Given a big table of random numbers, you should pick your starting position at random. Because it is currently 4:04, I shall pick the fourth box in the fourth column as my starting point.

I then go down, row by row, taking the first three digits of each row, rejecting any that are at least 450, until I have ten:

165 991 (reject) 183 450 (reject) 424 943 (reject) 082 377 328 783 (reject) 543 (reject) 334 899 (reject) 455 (reject) 687 (reject and start the next colum) 244 172 (… the next eight require rejecting …) 407

So, the selection for our sample is 165, 183, 424, 082, 377, 328, 334, 244, 172 and 407. Don’t try to tell me you’d rather have a website do that for you!

Kish grids

An interesting problem comes up in telephone surveys: if you always interview the person who answers the phone, you incur a bias towards phone-answerers.

A method developed to avoid this is the Kish grid, which works as follows.

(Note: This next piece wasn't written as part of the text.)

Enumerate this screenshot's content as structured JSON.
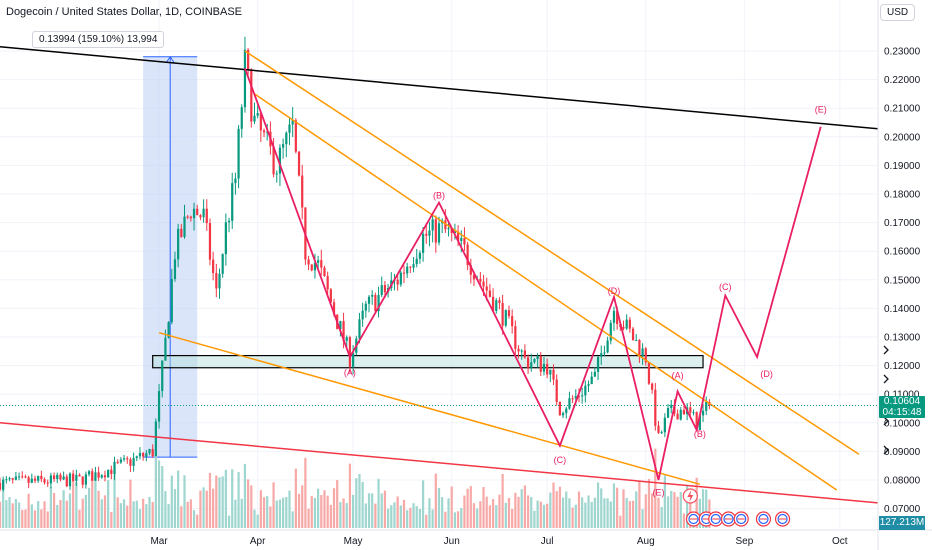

  • For your $k$th call in the survey:
  • Ask how many eligible people live in the household (call it $n$).
  • Assign each person a number in order of age, starting with one.
  • For each house, calculate $k \pmod{n}$. (For the purposes of the survey, a remainder of 0 counts as $n$).
  • Interview that numbered person in the list.

(Telephone surveyors, however, tended to have a grid available that would tell them which person to ask for - apparently not everyone likes doing division on the fly mid-call ((Am I unusual? I would be more freaked out by the phone call than the division.)) !)

This is quite neat - in the long term, every member of an $n$-person household is equally likely to be picked, although there is a slight bias in favour of young people.

So there you go. Hopefully that counts as an interesting post about random numbers tables!